Politics, however, could not focus on anything but the present even if it
wanted to. Otherwise, it would not be able to control the processes in the
civilization of present effectively. It will not manage to influence
history unless a poster or a slogan can find supporters within the society
of the living. The function of a political movement or newspaper article
is topical and by no means eternal: it must work and be effective in the
present.

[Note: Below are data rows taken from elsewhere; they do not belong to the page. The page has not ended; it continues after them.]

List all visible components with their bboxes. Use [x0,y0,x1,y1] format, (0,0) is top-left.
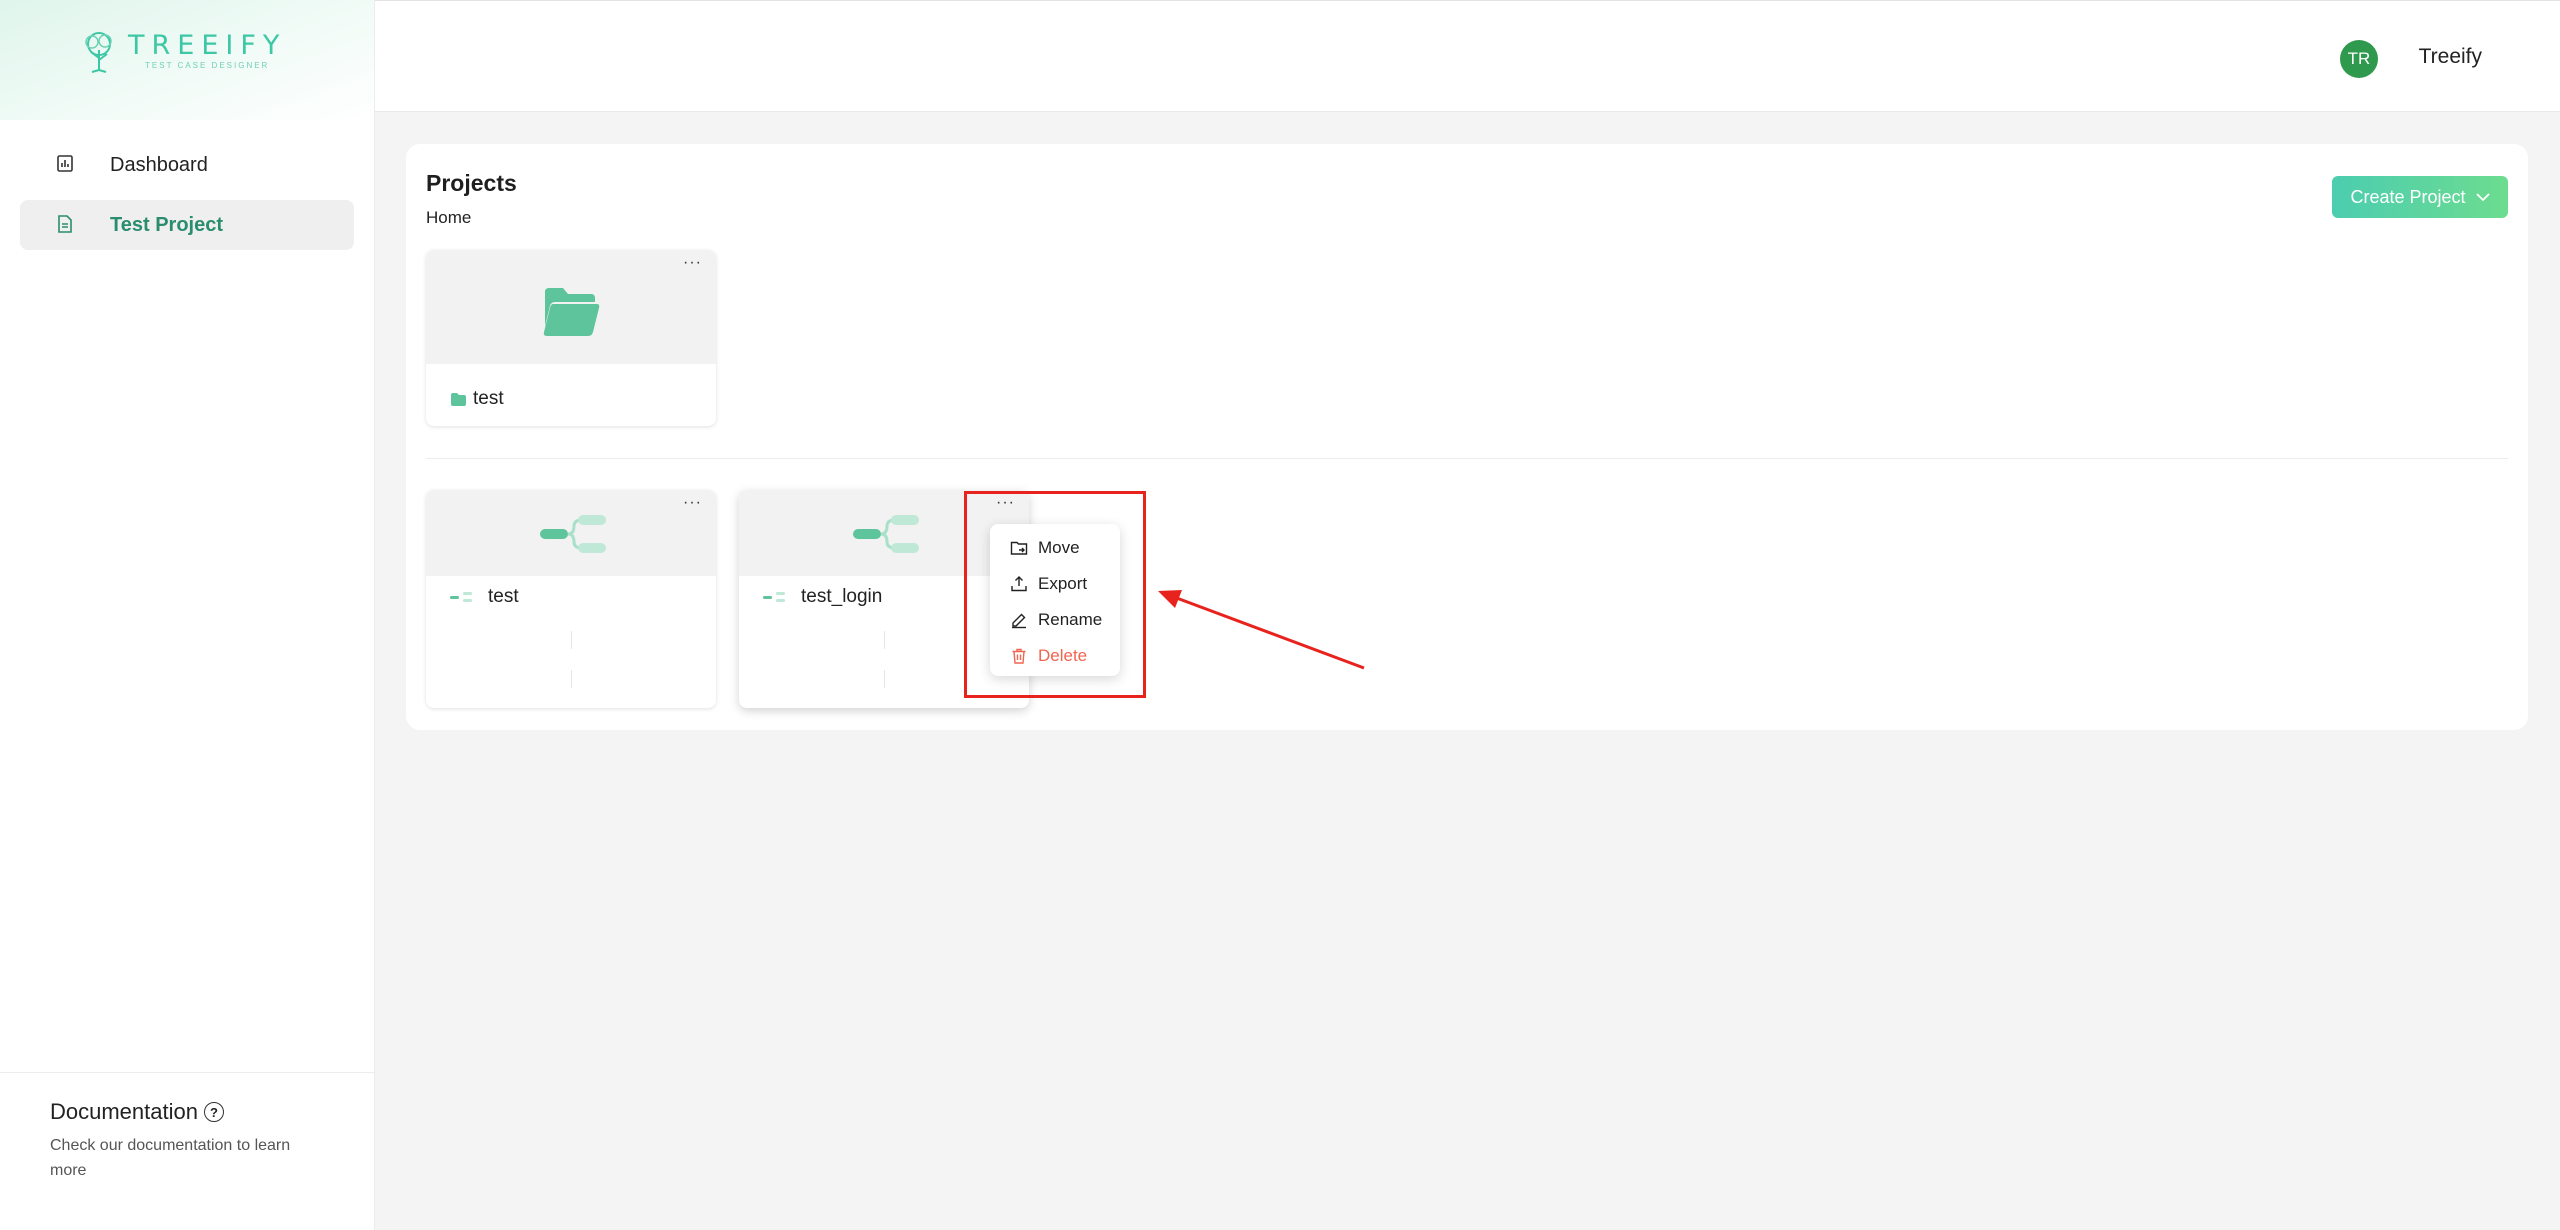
logo-wordmark: TREEIFY [128,30,287,61]
chevron-down-icon [2475,193,2490,202]
help-icon[interactable]: ? [203,1102,224,1122]
mindmap-small-icon [763,592,785,602]
top-header: TR Treeify [375,0,2560,112]
mindmap-name: test [488,586,519,607]
sidebar-item-label: Test Project [110,213,223,236]
tree-logo-icon [85,32,112,73]
sidebar-item-dashboard[interactable]: Dashboard [20,140,354,190]
avatar[interactable]: TR [2340,40,2378,78]
card-thumbnail: ··· [426,250,716,364]
sidebar-nav: Dashboard Test Project [20,140,354,260]
more-options-button[interactable]: ··· [683,254,702,272]
mindmap-icon [853,515,919,553]
card-thumbnail: ··· [426,490,716,576]
annotation-arrow [1158,590,1365,670]
document-icon [58,215,72,233]
logo[interactable]: TREEIFY TEST CASE DESIGNER [76,28,286,74]
sidebar-item-label: Dashboard [110,153,208,176]
mindmap-card[interactable]: ··· test [426,490,716,708]
annotation-highlight-box [964,491,1146,698]
documentation-section[interactable]: Documentation ? Check our documentation … [0,1072,375,1209]
page-title: Projects [426,170,517,196]
create-project-label: Create Project [2350,186,2466,207]
create-project-button[interactable]: Create Project [2332,176,2508,218]
documentation-title: Documentation [50,1099,198,1124]
card-detail-divider [571,670,572,688]
documentation-description: Check our documentation to learn more [50,1137,291,1179]
user-name[interactable]: Treeify [2419,45,2482,69]
sidebar: TREEIFY TEST CASE DESIGNER Dashboard Tes… [0,0,375,1230]
card-detail-divider [884,631,885,649]
chart-icon [57,155,73,172]
card-detail-divider [884,670,885,688]
folder-small-icon [451,392,466,406]
sidebar-header: TREEIFY TEST CASE DESIGNER [0,0,374,120]
more-options-button[interactable]: ··· [683,494,702,512]
sidebar-item-test-project[interactable]: Test Project [20,200,354,250]
mindmap-icon [540,515,606,553]
mindmap-small-icon [450,592,472,602]
folder-icon [543,288,600,336]
folder-card[interactable]: ··· test [426,250,716,426]
breadcrumb[interactable]: Home [426,208,471,228]
folder-name: test [473,388,504,409]
logo-tagline: TEST CASE DESIGNER [145,61,270,70]
section-divider [426,458,2508,459]
card-detail-divider [571,631,572,649]
mindmap-name: test_login [801,586,883,607]
projects-panel: Projects Home Create Project ··· test ··… [406,144,2528,730]
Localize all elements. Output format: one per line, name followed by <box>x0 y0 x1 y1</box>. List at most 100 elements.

On the part of politics this requires a kind of
present-management, which allows for the temporary inconsistencies of
means and purposes so that a major conception can be implemented in a
linear sequence of steps taken.

Works of art also influence social changes, they may foretell or amplify
them, the crucial difference being that art does this in diffuse,
unpredictable ways which, as a rule, only become apparent in retrospect.
Politics is the world of ephemeral topicalities, while art is - at least
comparatively - timeless, and thus not particularly tied to the present.
It happens extremely rarely that the politics by which current events are
shaped can produce even a timeless moment, if nothing more. Usually, this
temporary coexistence of short and long-term thinking only occurs in the
communicational ecstasy of revolutions, increasingly rare as they are.